To czeka oprawców Kamilka w więzieniu. Ekspert nie ma wątpliwości
- Ojczym i matka zmarłego Kamilka będą prześladowani w więzieniu, ponieważ przestępcy seksualni i dzieciobójcy należą do najniższej hierarchii wśród skazanych - powiedział kryminolog prof. Brunon Hołyst, pytany o to, co czeka w więzieniu ojczyma i matkę skatowanego Kamilka z Częstochowy.
Zdaniem profesora nic tak nie boli i nie oburza przeciętnego człowieka, jak śmierć niewinnego dziecka, które dopiero zaczęło dojrzewać. - Najgorsze jest też to, że do śmierci Kamilka doszło ohydnymi metodami. To jest niewyobrażalne, że człowiek może zdobyć się na tak brutalne metody traktowania dziecka - ocenił w rozmowie z Polską Agencją Prasową prof. Hołyst.
Jak wyjaśnił, dyrekcja więzień, gdzie trafili podejrzani ojczym i matka 8-latka, musi zapewnić im specjalną ochronę przed innymi osadzonymi, ponieważ będą mieli do czynienia z ostrą reakcją ze strony więźniów i więźniarek.
- Będą bici, odizolowani od innych, pozbawieni praw, czeka ich psychiczna separacja a nawet poniżenie w postaci wykorzystywania seksualnego - wskazał ekspert. Dodał, że oboje są narażeni na wyjątkową wrogość i pogardę ze strony współwięźniów. - Nie będą mogli uczestniczyć we wspólnym życiu więziennym, czeka ich samotność. Nigdy nie będą traktowani jako współwięźniowie - powiedział.
Dalsza część artykułu pod materiałem wideo
Kamilek z Częstochowy nie żyje
Sprawa maltretowania 8-letniego chłopca z Częstochowy wyszła na jaw po zgłoszeniu złożonym przez biologicznego ojca dziecka 3 kwietnia br. Dziecko z ciężkimi obrażeniami przetransportowano do szpitala śmigłowcem. Lekarze poinformowali o rozległych oparzeniach: głowy, tułowia oraz kończyn i złamaniach kończyn.
Prokurator zarzucił ojczymowi dziecka, 27-letniemu Dawidowi B., że 29 marca br. usiłował pozbawić życia swojego pasierba, polewając go wrzątkiem i umieszczając na rozgrzanym piecu węglowym. W ten sposób spowodował ciężkie obrażenia ciała - oparzenia głowy, klatki piersiowej i kończyn. Podejrzanemu zarzucono też, że znęcał się nad ośmiolatkiem ze szczególnym okrucieństwem - poprzez bicie, kopanie po całym ciele oraz przypalanie papierosami i spowodowanie u niego licznych złamań kończyn oraz rany oparzeniowe.
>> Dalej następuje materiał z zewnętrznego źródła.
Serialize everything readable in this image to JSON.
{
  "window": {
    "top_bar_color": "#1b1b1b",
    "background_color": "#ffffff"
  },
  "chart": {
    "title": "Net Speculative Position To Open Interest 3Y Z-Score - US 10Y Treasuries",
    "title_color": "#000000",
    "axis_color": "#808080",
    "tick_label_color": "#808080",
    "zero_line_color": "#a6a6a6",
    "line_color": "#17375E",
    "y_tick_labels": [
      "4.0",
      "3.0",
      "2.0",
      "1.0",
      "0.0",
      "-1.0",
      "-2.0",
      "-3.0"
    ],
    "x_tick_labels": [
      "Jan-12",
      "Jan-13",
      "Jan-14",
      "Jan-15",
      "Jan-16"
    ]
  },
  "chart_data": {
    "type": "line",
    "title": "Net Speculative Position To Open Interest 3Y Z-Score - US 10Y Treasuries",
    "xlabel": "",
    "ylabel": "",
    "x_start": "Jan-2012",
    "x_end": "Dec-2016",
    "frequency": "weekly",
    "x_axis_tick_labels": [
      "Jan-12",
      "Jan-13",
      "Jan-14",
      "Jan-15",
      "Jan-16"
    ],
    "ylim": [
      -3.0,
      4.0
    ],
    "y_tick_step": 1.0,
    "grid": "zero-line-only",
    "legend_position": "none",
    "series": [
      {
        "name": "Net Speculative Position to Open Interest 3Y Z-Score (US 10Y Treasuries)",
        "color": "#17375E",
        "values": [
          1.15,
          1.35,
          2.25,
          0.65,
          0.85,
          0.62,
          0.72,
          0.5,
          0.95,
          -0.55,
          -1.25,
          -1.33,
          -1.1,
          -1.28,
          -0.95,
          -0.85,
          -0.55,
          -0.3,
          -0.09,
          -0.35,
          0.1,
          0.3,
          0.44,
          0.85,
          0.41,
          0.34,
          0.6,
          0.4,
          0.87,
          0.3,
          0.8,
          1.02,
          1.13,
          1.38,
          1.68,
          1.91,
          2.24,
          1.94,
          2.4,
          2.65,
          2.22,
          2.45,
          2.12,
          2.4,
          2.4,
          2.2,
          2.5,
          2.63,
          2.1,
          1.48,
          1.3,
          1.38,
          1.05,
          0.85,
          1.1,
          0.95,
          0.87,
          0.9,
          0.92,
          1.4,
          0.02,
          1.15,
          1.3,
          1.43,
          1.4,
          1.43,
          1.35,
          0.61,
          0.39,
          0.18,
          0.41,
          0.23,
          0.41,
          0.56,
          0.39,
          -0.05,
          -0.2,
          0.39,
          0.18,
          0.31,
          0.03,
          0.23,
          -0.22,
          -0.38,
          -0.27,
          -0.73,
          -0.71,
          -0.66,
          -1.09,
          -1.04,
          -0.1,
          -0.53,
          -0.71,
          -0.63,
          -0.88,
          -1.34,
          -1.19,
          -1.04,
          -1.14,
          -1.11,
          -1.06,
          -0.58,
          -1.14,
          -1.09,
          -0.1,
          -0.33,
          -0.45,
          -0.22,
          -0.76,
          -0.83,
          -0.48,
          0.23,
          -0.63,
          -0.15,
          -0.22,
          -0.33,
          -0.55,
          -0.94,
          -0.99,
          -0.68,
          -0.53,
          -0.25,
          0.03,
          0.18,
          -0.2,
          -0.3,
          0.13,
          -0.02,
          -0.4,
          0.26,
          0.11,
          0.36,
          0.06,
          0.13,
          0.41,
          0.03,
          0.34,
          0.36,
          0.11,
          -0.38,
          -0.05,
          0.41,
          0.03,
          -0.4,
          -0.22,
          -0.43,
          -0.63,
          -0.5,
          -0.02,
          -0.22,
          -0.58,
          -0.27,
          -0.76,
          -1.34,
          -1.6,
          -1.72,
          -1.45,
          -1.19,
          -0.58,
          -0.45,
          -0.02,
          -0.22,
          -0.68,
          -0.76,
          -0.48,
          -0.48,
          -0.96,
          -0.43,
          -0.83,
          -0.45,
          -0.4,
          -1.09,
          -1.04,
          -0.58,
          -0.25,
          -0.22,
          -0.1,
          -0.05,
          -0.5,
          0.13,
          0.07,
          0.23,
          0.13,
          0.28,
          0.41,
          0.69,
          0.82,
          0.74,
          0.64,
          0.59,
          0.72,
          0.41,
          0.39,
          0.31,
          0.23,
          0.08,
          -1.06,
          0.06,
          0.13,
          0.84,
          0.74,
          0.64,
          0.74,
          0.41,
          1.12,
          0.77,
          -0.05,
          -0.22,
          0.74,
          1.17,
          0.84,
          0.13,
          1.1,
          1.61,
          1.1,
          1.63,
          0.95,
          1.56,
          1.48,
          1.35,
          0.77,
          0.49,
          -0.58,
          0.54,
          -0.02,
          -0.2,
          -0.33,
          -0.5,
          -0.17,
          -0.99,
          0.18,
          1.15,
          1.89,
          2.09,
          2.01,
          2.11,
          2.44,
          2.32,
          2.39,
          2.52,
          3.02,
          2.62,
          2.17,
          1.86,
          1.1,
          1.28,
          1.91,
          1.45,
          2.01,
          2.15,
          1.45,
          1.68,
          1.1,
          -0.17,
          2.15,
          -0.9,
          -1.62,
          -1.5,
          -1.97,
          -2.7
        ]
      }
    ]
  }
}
Matka chłopca Magdalena B. jest podejrzana o narażanie dziecka na bezpośrednie niebezpieczeństwo utraty życia i zdrowia, a także udzielenia pomocnictwa mężowi w znęcaniu się nad chłopcem. Nie reagowała na zachowania męża i nie udzieliła dziecku pomocy. Podejrzani przyznali się do popełnienia zarzucanych im przestępstw. Oboje zostali aresztowani na trzy miesiące. Maltretowany chłopiec zmarł w poniedziałek rano.